The proposed tariffs on Chinese exporters range from almost 8 percent to 113 percent, the Commerce Department said. Vietnam exporters face duties ranging from 12 percent to 93 percent on frozen and canned warmwater shrimp and prawn.
U.S. shrimpers and processors, struggling from rock-bottom prices since 2001, filed the antidumping petition in December, seeking duties on shrimp from six nations.
"These rulings confirm what the industry is painfully aware of," said Eddie Gordon, president of the Southern Shrimp Alliance, a group representing warmwater wild shrimp fisheries in eight states: North Carolina, South Carolina, Georgia, Florida, Alabama, Mississippi, Louisiana and Texas.
The initial decision is "a critical step on the road to recovery for tens of thousands of fishermen, farmers and processors devastated by the massive volume of dumped Chinese and Vietnamese shrimp," Gordon said.
The group, claim the value of the U.S. harvest dropped by more than half between 2000 and 2002, from $1.25 billion to $560 million, because of dumping.
The decision was also applauded by the Florida state agriculture department.
"In the final analysis, it is anti-consumer, because any time you have dumping, what you have is the impact of driving others out and basically garnering the market for yourselves," spokesman Terry McElroy told CBS News Correspondent Peter King. "We think consumers will benefit by having tariffs imposed."
The U.S. International Trade Commission unanimously ruled in February that the imports were a factor in depressing shrimp prices, a necessary finding for an antidumping petition to be successful.
But U.S. seafood distributors and retailers oppose the duties, warning they will drive up shrimp prices by as much as 44 percent.

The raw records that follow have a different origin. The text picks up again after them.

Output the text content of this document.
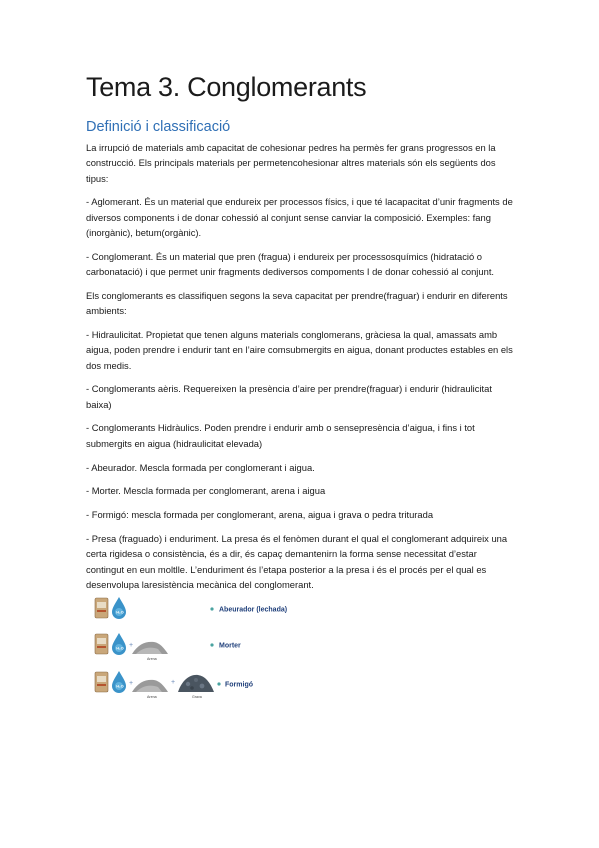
Tema 3. Conglomerants
Definició i classificació

La irrupció de materials amb capacitat de cohesionar pedres ha permès fer grans progressos en la construcció. Els principals materials per permetencohesionar altres materials són els següents dos tipus:

- Aglomerant. És un material que endureix per processos físics, i que té lacapacitat d’unir fragments de diversos components i de donar cohessió al conjunt sense canviar la composició. Exemples: fang (inorgànic), betum(orgànic).

- Conglomerant. És un material que pren (fragua) i endureix per processosquímics (hidratació o carbonatació) i que permet unir fragments dediversos compoments I de donar cohessió al conjunt.

Els conglomerants es classifiquen segons la seva capacitat per prendre(fraguar) i endurir en diferents ambients:

- Hidraulicitat. Propietat que tenen alguns materials conglomerans, gràciesa la qual, amassats amb aigua, poden prendre i endurir tant en l’aire comsubmergits en aigua, donant productes estables en els dos medis.

- Conglomerants aèris. Requereixen la presència d’aire per prendre(fraguar) i endurir (hidraulicitat baixa)

- Conglomerants Hidràulics. Poden prendre i endurir amb o sensepresència d’aigua, i fins i tot submergits en aigua (hidraulicitat elevada)

- Abeurador. Mescla formada per conglomerant i aigua.

- Morter. Mescla formada per conglomerant, arena i aigua

- Formigó: mescla formada per conglomerant, arena, aigua i grava o pedra triturada

- Presa (fraguado) i enduriment. La presa és el fenòmen durant el qual el conglomerant adquireix una certa rigidesa o consistència, és a dir, és capaç demantenirn la forma sense necessitat d’estar contingut en eun moltlle. L’enduriment és l’etapa posterior a la presa i és el procés per el qual es desenvolupa laresistència mecànica del conglomerant.

H₂O	Abeurador (lechada)
H₂O +
Arena
Morter
H₂O +
Arena
+
Grava
Formigó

The price of shrimp "is clearly going to rise and it's going to rise dramatically if these taxes are left in place," said Wally Stevens, president and chief operating officer of seafood distributor Slade Gorton Co., who also is chairman of an industry task force formed in opposition of the tariffs.
The Commerce Department excluded breaded, fresh, dried and coldwater shrimp and prawns, and those found in prepared meals.
The preliminary decision did not include Thailand, Brazil, Ecuador and India. China and Vietnam were considered separately because they are not free market-based economies. In all, the duties would affect about $2.3 billion in shrimp trade.
The case now will go back to the trade commission, which will make a final determination next January on whether U.S. industry is being harmed by the imports. The Commerce Department then will set final dumping penalties.